Low-Carbon, Livable Cities

March 2, 2014

Low-carbon development is a priority for the World Bank, and cities are the natural place to start. Cites account for two-thirds of the world’s overall energy consumption and contribute an estimated 70 percent of the world’s greenhouse gases. If just 100 of the world’s largest cities embark on a low-carbon development path, global greenhouse gas emissions could decrease by an estimated 10 percent a year. 

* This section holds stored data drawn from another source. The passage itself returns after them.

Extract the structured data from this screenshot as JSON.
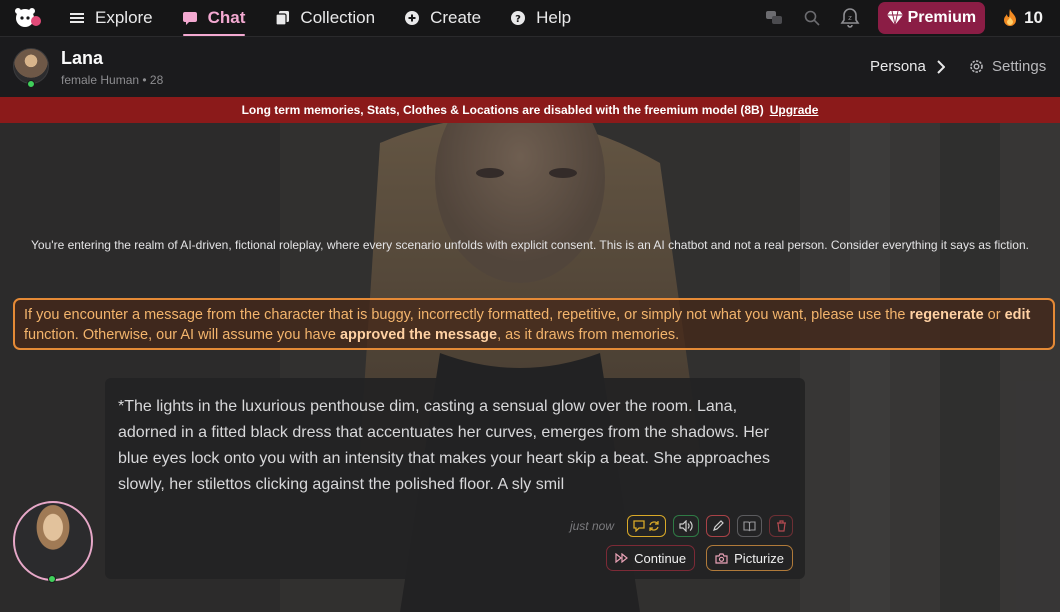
{
  "nav": {
    "items": [
      {
        "label": "Explore",
        "icon": "list-icon"
      },
      {
        "label": "Chat",
        "icon": "chat-bubble-icon",
        "active": true
      },
      {
        "label": "Collection",
        "icon": "collection-icon"
      },
      {
        "label": "Create",
        "icon": "plus-circle-icon"
      },
      {
        "label": "Help",
        "icon": "help-circle-icon"
      }
    ],
    "premium_label": "Premium",
    "coins": "10",
    "accent": "#f3a9d1",
    "premium_color": "#8b1d45"
  },
  "character": {
    "name": "Lana",
    "meta": "female Human • 28",
    "persona_label": "Persona",
    "settings_label": "Settings"
  },
  "banner": {
    "text": "Long term memories, Stats, Clothes & Locations are disabled with the freemium model (8B)",
    "link": "Upgrade",
    "color": "#8b1a1a"
  },
  "chat": {
    "disclaimer": "You're entering the realm of AI-driven, fictional roleplay, where every scenario unfolds with explicit consent. This is an AI chatbot and not a real person. Consider everything it says as fiction.",
    "notice": {
      "p1": "If you encounter a message from the character that is buggy, incorrectly formatted, repetitive, or simply not what you want, please use the ",
      "b1": "regenerate",
      "p2": " or ",
      "b2": "edit",
      "p3": " function. Otherwise, our AI will assume you have ",
      "b3": "approved the message",
      "p4": ", as it draws from memories."
    },
    "message": {
      "text": "*The lights in the luxurious penthouse dim, casting a sensual glow over the room. Lana, adorned in a fitted black dress that accentuates her curves, emerges from the shadows. Her blue eyes lock onto you with an intensity that makes your heart skip a beat. She approaches slowly, her stilettos clicking against the polished floor. A sly smil",
      "timestamp": "just now",
      "continue_label": "Continue",
      "picturize_label": "Picturize"
    }
  }
}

The World Bank works in partnership with cities to help integrate low-carbon development into their growth.  One of the main ways is through the Low-Carbon, Livable Cities Initiative, which helps rapidly-growing cities plan for smart, sustainable, green, and inclusive growth. Working with our partners  –  the Clinton Global Initiative, C40, the Rockefeller Foundation, and others  –  the initiative focuses on:

  • Planning: With diagnostics such as greenhouse gas inventories, tools to evaluate the emission reduction potential of different investments, and standardized climate-smart investment at the city level, municipal officials are better equipped to put their cities on a low carbon trajectory.
  • Financing: We work to get finance flowing to cities so they can implement low-carbon development plans. Leveraging the Bank’s experience with innovative financing, we’re developing new financing instruments for low-carbon investments at the city level, and creating pooled delivery mechanisms to attract private capital. We’re also working with local authorities to help them become “creditworthy” and raise their credit ratings.

The Low-Carbon, Livable Cities initiative draws on the World Bank’s experience with cities such as Rio de Janeiro, which is in the process of implementing a major, city-level program to realize its goals for low-carbon development. Certified according to ISO standards, the Rio de Janeiro Low Carbon City Development Program helps the city plan, implement, monitor, and account for low carbon investments and climate change mitigation actions across sectors.

The Rio program helps identify and finance climate change mitigation across a number of urban sectors, and provides the framework to process, quantify and mobilize emissions reductions.

The program is city-led, implemented during a time when municipalities play an increasingly important role in climate change. Many of the concrete steps toward sustainable development can and must be taken by municipal governments – for example, efficient and adaptive building standards, public transportation, “smart” power grids or flood protection.

This makes the Rio de Janeiro Low-Carbon City Development a pioneering business model that can be disseminated to other cities throughout the world.